TBC1D15 protects alcohol-induced liver injury in female mice through PLIN5-mediated mitochondrial and lipid droplet contacting.

OBJECTIVE

Alcohol-induced hepatic steatosis and mitochondrial dysfunction are progressive conditions contributing to the development of alcoholic liver disease (ALD), often leading to cirrhosis and hepatocellular carcinoma. TBC1D15, a Rab7 GTPase-activating protein (GAP), has been implicated in mitochondrial homeostasis, however, its role in ALD remains elusive. This study aimed to investigate the functional role of TBC1D15 in ALD and elucidate the underlying mechanisms.

METHODS

Female TBC1D15 mice and hepatocyte-specific overexpression of TBC1D15 mice were fed a Lieber-DeCarli ethanol diet, which progressively increasing ethanol dosages over 8 weeks. Liver tissues were assessed using histology, transmission electron microscopy, immunofluorescence, immunoblotting, and real-time PCR techniques.

RESULTS

TBC1D15 levels were markedly decreased in human ALD samples and primary hepatocytes exposed to ethanol. Hepatocyte-specific TBC1D15 overexpression attenuated alcohol-induced body weight loss, improved survival, and alleviated liver injury, lipid droplet (LD) accumulation, and hepatocyte apoptosis. TBC1D15 overexpression also protected against alcohol-induced mitochondrial dysfunction and enhanced mitochondrial fatty acid β-oxidation (FAO) by promoting interactions between mitochondria and LDs in the face of alcohol exposure.
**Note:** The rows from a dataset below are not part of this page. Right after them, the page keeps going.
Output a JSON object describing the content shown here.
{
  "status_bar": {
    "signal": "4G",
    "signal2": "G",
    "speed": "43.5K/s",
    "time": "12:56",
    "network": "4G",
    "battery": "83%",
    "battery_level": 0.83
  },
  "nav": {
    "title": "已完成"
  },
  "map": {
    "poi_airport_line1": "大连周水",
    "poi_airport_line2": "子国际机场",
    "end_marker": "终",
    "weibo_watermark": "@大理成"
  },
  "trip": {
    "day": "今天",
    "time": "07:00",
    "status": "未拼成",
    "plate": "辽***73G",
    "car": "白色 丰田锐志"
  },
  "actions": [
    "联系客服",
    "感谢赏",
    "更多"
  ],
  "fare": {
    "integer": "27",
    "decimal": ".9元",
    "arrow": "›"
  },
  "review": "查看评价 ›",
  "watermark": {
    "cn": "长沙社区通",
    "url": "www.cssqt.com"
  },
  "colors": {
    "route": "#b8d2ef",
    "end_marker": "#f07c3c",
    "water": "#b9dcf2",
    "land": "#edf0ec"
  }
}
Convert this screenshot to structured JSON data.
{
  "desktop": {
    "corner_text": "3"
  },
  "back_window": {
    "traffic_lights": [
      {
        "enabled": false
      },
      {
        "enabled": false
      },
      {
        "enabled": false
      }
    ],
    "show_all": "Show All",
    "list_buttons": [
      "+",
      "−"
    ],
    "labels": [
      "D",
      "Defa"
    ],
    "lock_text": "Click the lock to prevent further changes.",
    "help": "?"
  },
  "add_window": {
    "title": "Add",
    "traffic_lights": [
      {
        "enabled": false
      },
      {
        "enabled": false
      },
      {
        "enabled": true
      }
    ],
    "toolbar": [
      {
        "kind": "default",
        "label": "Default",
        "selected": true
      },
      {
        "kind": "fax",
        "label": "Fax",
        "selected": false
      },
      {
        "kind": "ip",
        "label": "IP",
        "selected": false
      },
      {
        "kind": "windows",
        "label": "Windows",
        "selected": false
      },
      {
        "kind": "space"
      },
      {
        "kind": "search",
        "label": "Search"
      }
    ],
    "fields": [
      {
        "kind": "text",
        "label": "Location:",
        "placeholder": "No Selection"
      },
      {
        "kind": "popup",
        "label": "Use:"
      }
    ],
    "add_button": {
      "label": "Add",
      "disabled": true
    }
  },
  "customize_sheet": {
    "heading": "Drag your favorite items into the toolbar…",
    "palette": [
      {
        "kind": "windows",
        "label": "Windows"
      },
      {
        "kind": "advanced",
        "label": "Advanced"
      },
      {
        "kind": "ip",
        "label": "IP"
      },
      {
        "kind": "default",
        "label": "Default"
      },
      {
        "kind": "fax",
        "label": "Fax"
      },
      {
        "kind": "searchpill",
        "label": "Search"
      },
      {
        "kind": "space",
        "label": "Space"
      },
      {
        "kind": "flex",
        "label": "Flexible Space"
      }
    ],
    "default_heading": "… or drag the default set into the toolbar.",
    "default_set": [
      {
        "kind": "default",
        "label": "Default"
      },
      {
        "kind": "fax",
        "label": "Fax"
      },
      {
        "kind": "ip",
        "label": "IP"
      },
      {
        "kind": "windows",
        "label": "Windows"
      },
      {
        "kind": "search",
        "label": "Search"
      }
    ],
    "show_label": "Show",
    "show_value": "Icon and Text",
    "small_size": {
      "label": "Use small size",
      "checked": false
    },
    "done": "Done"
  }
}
Mechanistically, TBC1D15 was translocated to mitochondrial membranes in hepatocytes in response to alcohol exposure, where it recruited PLIN5 through its 10-180 aa domain. This interaction promoted mitochondria-LD contacts and facilitated PKA-induced nuclear translocation of PLIN5. Furthermore, TBC1D15 upregulated protein levels of PPARα, PGC1α and CPT1α in hepatocytes following alcohol challenge, an effect that was nullified by PKA inhibition.

CONCLUSION

TBC1D15 plays a promising protective role in ALD injury by enhancing mitochondrial function and FAO, potentially through its interaction with PLIN5 and modulation of mitochondria-LD contacts via PKA-mediated nuclear translocation of PLIN5. These findings identify TBC1D15 as a potential therapeutic target for ALD.